Ollie Robinson and Ollie Pope lifted England into a useful position in the third Test after an extraordinary, wicket-laden third day laced with poignancy at the Oval.
After stirring tributes before play to commemorate the Queen, Robinson exploited just enough movement to scoop a Test-best five for 49 which left South Africa all out for a meagre 118 in just 36.2 overs.
Wickets also tumbled in England’s response as they pushed the accelerator, although Pope’s sparky 67 from 77 balls, including 13 fours, ushered the hosts to 154 for seven before bad light ended the day early.
Marco Jansen top-scored in South Africa’s innings with 30 – one of only two touring players to reach 20 – before his four for 34 pegged England back, and with the Proteas trailing by just 36, they remain firmly in the hunt.
This series decider has been reduced to a three-day affair following Thursday’s washout and Friday being called off as a mark of respect to the Queen, with South Africa refusing to budge from their original itinerary of returning home on Tuesday, ending any possibility of an extension.
But they were obliging guests when play began, having been asked to bat 48 hours earlier, which improves England’s hopes of a sixth Test summer win at home for the first time in 18 years.
Before then was a carefully orchestrated tribute to the Queen, including the players entering the field through a military guard of honour, a minute’s silence and the national anthems of both teams, with the crowd joining in a rendition of God Save the King before a spontaneous and prolonged ovation broke out.
England captain Ben Stokes said he was “honoured” to play in the Queen’s memory but added “the show must go on” ahead of play on Saturday, and Robinson in particular seemed to take that message to heart.
Continuing to open the bowling alongside James Anderson, Robinson, in his second Test back after an injury-plagued summer, operated on a consistently nagging length in a sensational first spell that yielded figures of 8-3-21-4, getting in the wickets column in his first over.
Dean Elgar offered an uncertain push at one that came back into him and was beaten through the gate as his off-stump was sent cartwheeling, while both South Africa’s openers were dismissed within 14 balls as Anderson drew the edge of Sarel Erwee and a diving Ben Foakes completed the first of four catches.
South Africa’s hesitation against Robinson was encapsulated by Keegan Petersen, who shouldered arms to one that came back and clipped off-stump, and the England seamer then drew the edges of Kyle Verreynne and Wiaan Mulder to leave South Africa reeling on 36 for six in a frenzied opening session.
While Khaya Zondo (23) and Jansen (30) offered some resistance, the former was surprised by a rising Stuart Broad delivery which clipped the bat shoulder and looped to backward point, ending a 36-run union in the over after lunch.

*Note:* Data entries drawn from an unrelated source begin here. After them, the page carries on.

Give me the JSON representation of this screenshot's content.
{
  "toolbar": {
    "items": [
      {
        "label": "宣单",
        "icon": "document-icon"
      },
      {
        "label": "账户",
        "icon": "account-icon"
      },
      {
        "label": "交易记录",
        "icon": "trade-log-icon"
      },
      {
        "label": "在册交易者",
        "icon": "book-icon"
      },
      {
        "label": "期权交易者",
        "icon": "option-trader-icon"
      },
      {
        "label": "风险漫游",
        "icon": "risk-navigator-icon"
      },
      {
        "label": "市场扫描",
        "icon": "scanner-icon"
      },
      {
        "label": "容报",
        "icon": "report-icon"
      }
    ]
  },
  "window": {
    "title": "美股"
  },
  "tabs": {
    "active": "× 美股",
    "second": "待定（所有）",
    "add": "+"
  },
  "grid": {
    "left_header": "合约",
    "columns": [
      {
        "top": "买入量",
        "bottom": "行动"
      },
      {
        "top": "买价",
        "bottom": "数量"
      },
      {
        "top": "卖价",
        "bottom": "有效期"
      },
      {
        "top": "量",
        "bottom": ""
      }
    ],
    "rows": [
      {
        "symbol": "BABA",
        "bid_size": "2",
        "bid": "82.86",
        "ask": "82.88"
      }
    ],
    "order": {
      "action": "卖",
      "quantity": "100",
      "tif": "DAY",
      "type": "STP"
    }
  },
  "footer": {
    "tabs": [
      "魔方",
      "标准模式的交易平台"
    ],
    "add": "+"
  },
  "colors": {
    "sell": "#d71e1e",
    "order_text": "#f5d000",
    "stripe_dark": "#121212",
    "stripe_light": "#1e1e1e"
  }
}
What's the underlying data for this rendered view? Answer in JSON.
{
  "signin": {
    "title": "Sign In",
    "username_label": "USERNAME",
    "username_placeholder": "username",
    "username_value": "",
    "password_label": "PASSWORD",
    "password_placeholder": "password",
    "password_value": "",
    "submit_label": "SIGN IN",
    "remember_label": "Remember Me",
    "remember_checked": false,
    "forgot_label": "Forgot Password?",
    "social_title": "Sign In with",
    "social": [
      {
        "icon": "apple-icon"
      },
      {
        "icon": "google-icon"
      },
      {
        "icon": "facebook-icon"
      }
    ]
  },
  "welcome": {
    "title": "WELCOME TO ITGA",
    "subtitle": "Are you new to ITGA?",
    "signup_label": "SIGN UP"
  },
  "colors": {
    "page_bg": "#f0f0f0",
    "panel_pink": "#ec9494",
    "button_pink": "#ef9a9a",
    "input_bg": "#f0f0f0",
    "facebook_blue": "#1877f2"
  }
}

There were a couple of eye-catching drives from Jansen but he nicked into the cordon to give Robinson his third Test five-for in 11 games, in the process sending his England bowling average into the teens.
Broad claimed the last couple of wickets to finish with four for 41 before Alex Lees took 13 runs from his first five balls at the outset of England’s reply, exemplifying their batting approach this summer.
However, he was beaten between bat and pad by Jansen, who then pinned Zak Crawley in front with a fuller delivery, with the batter burning a review. While there remain question marks about both out-of-form England openers, they were temporarily brushed aside as Pope continued the adventurous approach.
There were wrist flicks and handsome pulls in-between moments of fortune, evidenced by a top-edged pull for four which took him to a half-century – his 15th 50-plus score in 31 first-class innings at his home ground.
Joe Root and the debuting Harry Brook briefly sparkled either side of a 30-minute rain delay after tea but both perished going at Jansen, whose four for 34 underlined South Africa’s folly in leaving out the left-armer at Emirates Old Trafford.
Pope helped England into the lead but then fiddled at Kagiso Rabada and was caught behind, moments after the end of a curious nine-ball innings from Stokes, who was dropped in the deep before a flat-footed waft off Anrich Nortje sailed into the slips.
Rabada snared Broad with a lifter, the 17th and last wicket in a helter-skelter day, just before the players came off for the final time in the evening gloom at 6.28pm, half an hour before the scheduled close.